Király has been in the spotlight before — he (and his sweatpants) played in England and Germany from 1997 through 2015.  Now he’s back playing club football in Hungary for Haladás.

Király got the chance to shine at the Euros thanks to the tournament’s expanded bracket — the Magyars were one of the final four teams to qualify. It was the national team’s first appearance in a major competition since 1986.

To be clear, wearing sweatpants — and especially ratty, baggy, grey, cotton sweatpants — as a professional soccer goalkeeper is probably only 1 percent less ridiculous than wearing sweatpants to your job, whatever it is.

Rio Ferdinand, a proper English footballing legend, said it well on BBC Sport:

LONDON, ENGLAND - DECEMBER 05: Troy Deeney (R) of Watford scores past Gabor Kiraly the Watford goalkeeper during the Sky Bet Championship match between Fulham and Watford at Craven Cottage on December 5, 2014 in London, England. (Photo by Ker Robertson/Getty Images)
(Ker Robertson/Getty Images)

“When I get on the pitch and turn round and look at my keeper in a pair of big baggy grey trouser bottoms, it’d fill me with zero confidence whatsoever.”

Not so for Hungary, though. In solidarity with their national team’s eldest statesman, many back home participated in an impromptu wear-your-sweatpants-to-work day before the team’s final group game against Portugal.

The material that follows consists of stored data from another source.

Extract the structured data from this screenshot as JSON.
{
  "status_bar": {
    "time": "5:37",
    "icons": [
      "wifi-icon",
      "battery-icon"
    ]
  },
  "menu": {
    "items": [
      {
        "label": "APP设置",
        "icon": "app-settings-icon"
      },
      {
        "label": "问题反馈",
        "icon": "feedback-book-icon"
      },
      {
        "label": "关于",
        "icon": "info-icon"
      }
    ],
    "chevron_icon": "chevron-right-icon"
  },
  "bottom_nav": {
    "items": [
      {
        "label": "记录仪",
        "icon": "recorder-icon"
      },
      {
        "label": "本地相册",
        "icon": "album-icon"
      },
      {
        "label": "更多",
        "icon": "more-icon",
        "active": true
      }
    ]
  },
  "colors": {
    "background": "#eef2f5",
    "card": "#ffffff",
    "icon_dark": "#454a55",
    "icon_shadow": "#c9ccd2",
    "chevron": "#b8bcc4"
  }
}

Though most of the world only caught on recently, #PyjamaMan has always worn sweatpants. From the Guardian’s profile:

Initially he wore black ones — he liked having tracksuit trousers on rough surfaces — until before one game Haladás did not have any clean pairs. So Király put on grey ones, the team won, and they did not lose in the next eight games. Haladás stayed in the first division and the goalkeeper stuck with the colour. The original grey pair — used well over 100 times — is hanging in his wardrobe with plenty of tears and holes.

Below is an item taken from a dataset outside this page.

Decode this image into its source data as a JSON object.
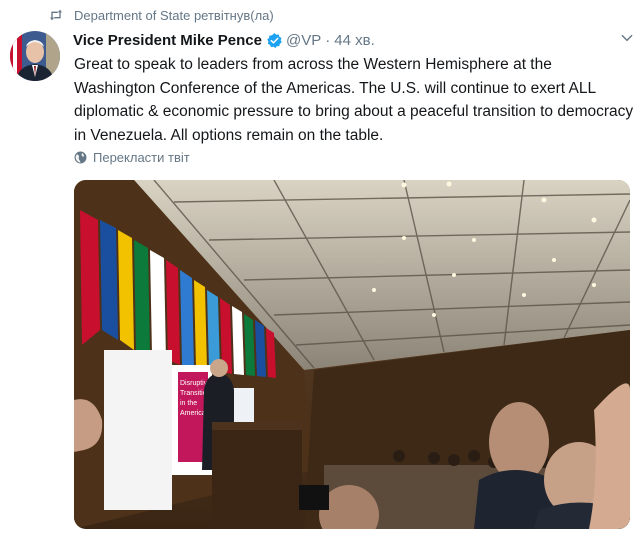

“Some of my clubs had to ask their manufacturer to make the grey bottoms for me because they did not have it in their collection but at [the club team] 1860 Munich they were sold in the club shop as Király’s jogging bottoms,” he said. “The most important thing is that they should be loose, preferably one size bigger.”

And there’s more than sweatpants behind Király’s legend. His in-game shenanigans during this tournament included no-look and between-the-legs throws, intentional miskicks, and baseline limb flailing.

Also, he’s good. He exited the tournament with 17 saves, 10 of which came in a sparkling performance in his team’s final game. Thus far, only two keepers have recorded more saves at the competion.

“I’m a goalkeeper, not a top model,” Király supposedly said once, and that is true enough. During this month’s games, sweat, grass, dirt, mud and rain were not kind to Király, but he never seemed to care. Often, by the time 90 minutes were up, his pants looked 10 pounds heavier.

It’s hard to argue with results, though, and the 40 year old led his teammates to victory against rival Austria in their first group game. Draws against Iceland and Portugal saw the Magyars through to the Round of 16 as champions of their group. It was an amazing achievement for the underdogs, and they had more than a few Király saves (and antics) to thank:

Hungary was trounced by Belgium, 4-0, in the Round of 16 (despite their keeper’s gargantuan effort). And, yes, they will likely amount to nothing more than a few forgotten sentences in the annals of Euro 2016 history. But #PyjamaMan’s momentary rise to the top of the European footballing world was a welcome footnote.